Redesigning design itself
The continuous eruptions of new technology and the relentless integration of today’s connected universe are driving us to apply design thinking to ever more complex systems. IDEO’s “Future of Automobility” team has set out to grasp the underlying technologies of the autonomous vehicle—what it realistically can and cannot be expected to do—and to consider the ways the technology could reshape our cities. With Datascope, a data-science company we acquired last year, we have launched a new practice we call D4AI, or “Design for Augmented Intelligence,” which aims to ensure that the next generation of smart products—our phones, our cars, our clothing, our medications, our services—will engage us in ways that are dynamic, flexible, and responsive to the rhythms of everyday life. We’ve even begun to apply design thinking to reimagine the end-of-life experience.

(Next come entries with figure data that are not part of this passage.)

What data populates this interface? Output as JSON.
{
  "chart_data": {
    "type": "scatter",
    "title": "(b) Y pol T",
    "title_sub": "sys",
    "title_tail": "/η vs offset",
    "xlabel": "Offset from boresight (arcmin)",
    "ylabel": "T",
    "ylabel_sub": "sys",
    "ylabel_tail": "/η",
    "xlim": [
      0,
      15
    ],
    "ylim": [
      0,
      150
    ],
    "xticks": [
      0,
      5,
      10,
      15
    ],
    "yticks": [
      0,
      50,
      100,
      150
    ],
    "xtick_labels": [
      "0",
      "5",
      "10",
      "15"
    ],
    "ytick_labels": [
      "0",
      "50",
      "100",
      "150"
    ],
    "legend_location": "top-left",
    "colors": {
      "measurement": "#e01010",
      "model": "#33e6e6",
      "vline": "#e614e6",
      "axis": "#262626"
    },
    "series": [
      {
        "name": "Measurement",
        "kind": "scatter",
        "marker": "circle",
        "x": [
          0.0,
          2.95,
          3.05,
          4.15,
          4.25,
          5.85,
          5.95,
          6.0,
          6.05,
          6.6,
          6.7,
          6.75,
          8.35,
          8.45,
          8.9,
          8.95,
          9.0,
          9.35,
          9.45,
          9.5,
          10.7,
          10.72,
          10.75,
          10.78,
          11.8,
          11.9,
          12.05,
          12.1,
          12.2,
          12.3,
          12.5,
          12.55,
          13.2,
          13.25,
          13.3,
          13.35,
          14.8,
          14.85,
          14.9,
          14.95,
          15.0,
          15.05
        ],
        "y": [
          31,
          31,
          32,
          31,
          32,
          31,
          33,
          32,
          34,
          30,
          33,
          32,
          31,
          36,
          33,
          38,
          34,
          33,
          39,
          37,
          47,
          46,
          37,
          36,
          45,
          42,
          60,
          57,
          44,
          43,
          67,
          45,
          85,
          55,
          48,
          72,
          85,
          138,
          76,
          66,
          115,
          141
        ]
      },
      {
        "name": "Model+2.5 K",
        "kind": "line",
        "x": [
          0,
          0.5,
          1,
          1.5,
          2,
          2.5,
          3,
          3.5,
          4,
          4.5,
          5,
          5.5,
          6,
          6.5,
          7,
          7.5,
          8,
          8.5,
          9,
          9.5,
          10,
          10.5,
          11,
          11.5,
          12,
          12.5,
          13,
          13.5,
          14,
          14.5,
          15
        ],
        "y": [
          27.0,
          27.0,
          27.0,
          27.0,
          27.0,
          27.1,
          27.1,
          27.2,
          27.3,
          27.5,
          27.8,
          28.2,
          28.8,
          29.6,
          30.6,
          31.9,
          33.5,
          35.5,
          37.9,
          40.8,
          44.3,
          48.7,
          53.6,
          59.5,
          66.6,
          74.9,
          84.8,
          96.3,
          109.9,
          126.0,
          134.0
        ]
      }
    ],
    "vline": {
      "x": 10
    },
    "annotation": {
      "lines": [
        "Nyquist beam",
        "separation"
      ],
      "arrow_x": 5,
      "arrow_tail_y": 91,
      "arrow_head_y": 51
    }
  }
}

But perhaps the most daunting task on the agenda of designers—and design thinkers—is enabling the “circular economy.” The modern world was founded on the assumption that our resources are infinite and inexhaustible: Who could have imagined that we might one day run out of oil? Or forests? Or fish? Or empty places to dispose of the by-products of our material prosperity? But that is precisely the predicament in which we now find ourselves, locked as we are into a linear economy that begins in a mine, quarry, or oil rig and ends in a landfill.

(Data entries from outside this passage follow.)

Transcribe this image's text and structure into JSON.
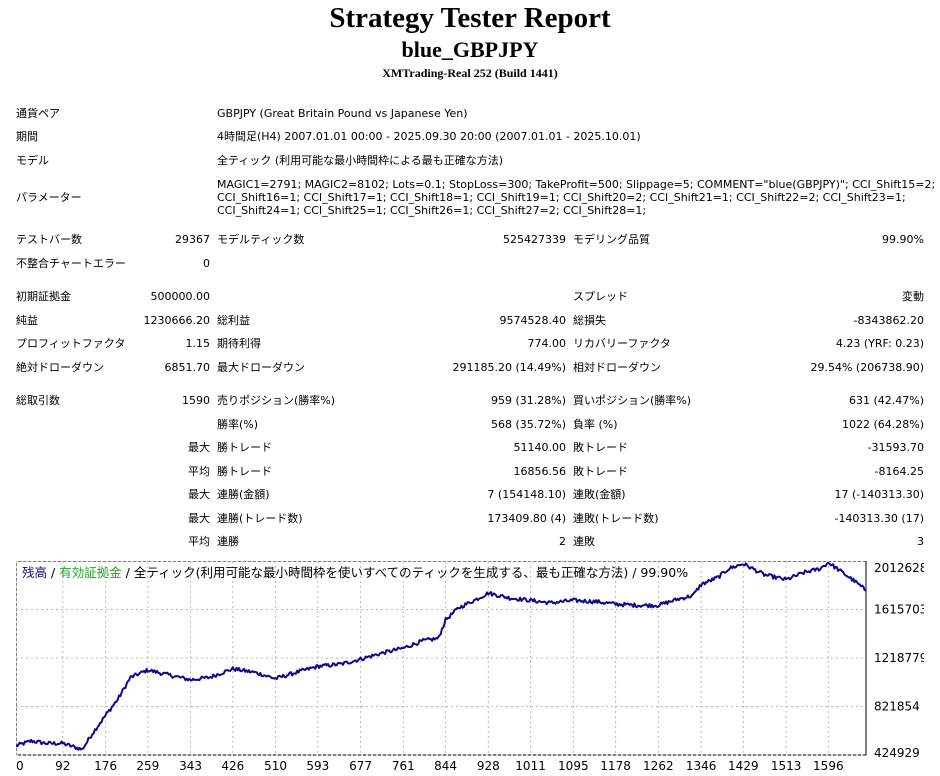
{
  "header": {
    "title": "Strategy Tester Report",
    "ea_name": "blue_GBPJPY",
    "server": "XMTrading-Real 252 (Build 1441)"
  },
  "info": {
    "symbol_label": "通貨ペア",
    "symbol_value": "GBPJPY (Great Britain Pound vs Japanese Yen)",
    "period_label": "期間",
    "period_value": "4時間足(H4) 2007.01.01 00:00 - 2025.09.30 20:00 (2007.01.01 - 2025.10.01)",
    "model_label": "モデル",
    "model_value": "全ティック (利用可能な最小時間枠による最も正確な方法)",
    "params_label": "パラメーター",
    "params_lines": [
      "MAGIC1=2791; MAGIC2=8102; Lots=0.1; StopLoss=300; TakeProfit=500; Slippage=5; COMMENT=\"blue(GBPJPY)\"; CCI_Shift15=2;",
      "CCI_Shift16=1; CCI_Shift17=1; CCI_Shift18=1; CCI_Shift19=1; CCI_Shift20=2; CCI_Shift21=1; CCI_Shift22=2; CCI_Shift23=1;",
      "CCI_Shift24=1; CCI_Shift25=1; CCI_Shift26=1; CCI_Shift27=2; CCI_Shift28=1;"
    ]
  },
  "stats": {
    "bars_label": "テストバー数",
    "bars_value": "29367",
    "ticks_label": "モデルティック数",
    "ticks_value": "525427339",
    "quality_label": "モデリング品質",
    "quality_value": "99.90%",
    "mismatch_label": "不整合チャートエラー",
    "mismatch_value": "0",
    "deposit_label": "初期証拠金",
    "deposit_value": "500000.00",
    "spread_label": "スプレッド",
    "spread_value": "変動",
    "net_label": "純益",
    "net_value": "1230666.20",
    "gross_profit_label": "総利益",
    "gross_profit_value": "9574528.40",
    "gross_loss_label": "総損失",
    "gross_loss_value": "-8343862.20",
    "pf_label": "プロフィットファクタ",
    "pf_value": "1.15",
    "expected_label": "期待利得",
    "expected_value": "774.00",
    "recovery_label": "リカバリーファクタ",
    "recovery_value": "4.23 (YRF: 0.23)",
    "abs_dd_label": "絶対ドローダウン",
    "abs_dd_value": "6851.70",
    "max_dd_label": "最大ドローダウン",
    "max_dd_value": "291185.20 (14.49%)",
    "rel_dd_label": "相対ドローダウン",
    "rel_dd_value": "29.54% (206738.90)",
    "total_trades_label": "総取引数",
    "total_trades_value": "1590",
    "short_label": "売りポジション(勝率%)",
    "short_value": "959 (31.28%)",
    "long_label": "買いポジション(勝率%)",
    "long_value": "631 (42.47%)",
    "win_label": "勝率(%)",
    "win_value": "568 (35.72%)",
    "loss_label": "負率 (%)",
    "loss_value": "1022 (64.28%)",
    "max_word": "最大",
    "avg_word": "平均",
    "largest_win_label": "勝トレード",
    "largest_win_value": "51140.00",
    "largest_loss_label": "敗トレード",
    "largest_loss_value": "-31593.70",
    "avg_win_label": "勝トレード",
    "avg_win_value": "16856.56",
    "avg_loss_label": "敗トレード",
    "avg_loss_value": "-8164.25",
    "max_consec_win_amt_label": "連勝(金額)",
    "max_consec_win_amt_value": "7 (154148.10)",
    "max_consec_loss_amt_label": "連敗(金額)",
    "max_consec_loss_amt_value": "17 (-140313.30)",
    "max_consec_win_trd_label": "連勝(トレード数)",
    "max_consec_win_trd_value": "173409.80 (4)",
    "max_consec_loss_trd_label": "連敗(トレード数)",
    "max_consec_loss_trd_value": "-140313.30 (17)",
    "avg_consec_win_label": "連勝",
    "avg_consec_win_value": "2",
    "avg_consec_loss_label": "連敗",
    "avg_consec_loss_value": "3"
  },
  "chart_data": {
    "type": "line",
    "legend": {
      "balance": "残高",
      "sep1": " / ",
      "equity": "有効証拠金",
      "sep2": " / ",
      "description": "全ティック(利用可能な最小時間枠を使いすべてのティックを生成する、最も正確な方法) / 99.90%"
    },
    "x_ticks": [
      "0",
      "92",
      "176",
      "259",
      "343",
      "426",
      "510",
      "593",
      "677",
      "761",
      "844",
      "928",
      "1011",
      "1095",
      "1178",
      "1262",
      "1346",
      "1429",
      "1513",
      "1596"
    ],
    "y_ticks": [
      "2012628",
      "1615703",
      "1218779",
      "821854",
      "424929"
    ],
    "xlim": [
      0,
      1670
    ],
    "ylim": [
      424929,
      2012628
    ],
    "grid": true,
    "colors": {
      "balance": "#0a0a8a",
      "equity": "#22a822",
      "grid": "#b8b8b8",
      "background": "#ffffff"
    },
    "series": [
      {
        "name": "残高",
        "x": [
          0,
          30,
          60,
          92,
          130,
          150,
          176,
          200,
          225,
          259,
          300,
          343,
          380,
          426,
          470,
          510,
          550,
          593,
          640,
          677,
          720,
          761,
          800,
          830,
          844,
          870,
          900,
          928,
          970,
          1011,
          1050,
          1095,
          1140,
          1178,
          1220,
          1262,
          1300,
          1330,
          1346,
          1380,
          1400,
          1429,
          1470,
          1513,
          1550,
          1580,
          1596,
          1620,
          1650,
          1670
        ],
        "y": [
          500000,
          540000,
          520000,
          520000,
          470000,
          600000,
          750000,
          880000,
          1060000,
          1120000,
          1080000,
          1040000,
          1060000,
          1130000,
          1100000,
          1050000,
          1100000,
          1150000,
          1170000,
          1210000,
          1260000,
          1300000,
          1360000,
          1380000,
          1530000,
          1630000,
          1690000,
          1750000,
          1710000,
          1690000,
          1670000,
          1690000,
          1680000,
          1660000,
          1650000,
          1650000,
          1700000,
          1730000,
          1820000,
          1880000,
          1950000,
          1990000,
          1900000,
          1860000,
          1920000,
          1950000,
          2000000,
          1930000,
          1840000,
          1770000
        ]
      }
    ]
  }
}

A circular economy, in contrast, aims to retain and recover as much value as possible from products, parts, and resources. Our ability to redesign industrial systems to be restorative and regenerative, to transform waste into a nutrient for the next generation of industry, and to rethink the assumption that product life cycles must have a beginning, a middle, and an end, will be the measure against which our generation will be judged.
The transition to a regenerative circular economy is now a declared objective of the European Union and of China, and a growing list of companies with global reach, such as Apple, Philips, Steelcase, and L’Oréal, have committed themselves to its implementation. In 2017, IDEO partnered with the Ellen MacArthur Foundation with the goal of producing a practical road map for businesses. Through our Circular Economy Guide (freely available online), we have begun to engage industry leaders in the pursuit of a business model that creates new value, delivers long-term economic prosperity and ecological stability—and turns a profit. And we are now in a position to propose concrete, practical measures that can be prototyped, piloted, and scaled.

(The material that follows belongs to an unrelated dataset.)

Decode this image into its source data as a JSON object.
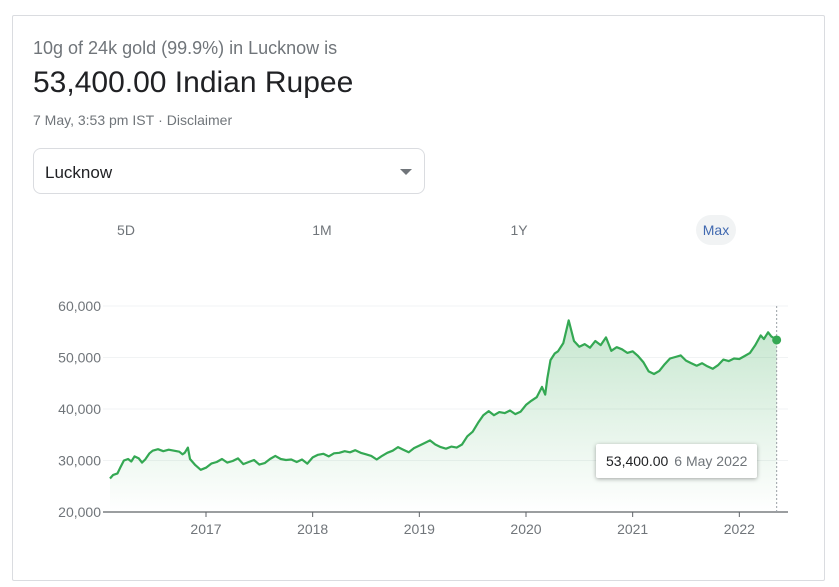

Who would have thought, when the first industrial designers hung out their shingles, when the first graphic designers laid out a printed page, when the first generation of digital designers grappled with the mysteries of the Internet, that by virtue of their unorthodox training and their frequently antiestablishment practices, they would also one day have a major role to play in addressing challenges so urgent and complex?
But that is exactly what has happened, and we are now face-to-face with the biggest challenge of them all: to redesign design to meet these needs.
Tim Brown is the president and CEO of IDEO. Barry Katz is an IDEO fellow and a professor of design at California College of the Arts.
A version of this article appears in the March 2019 issue of Fortune with the headline “The New Blueprint.”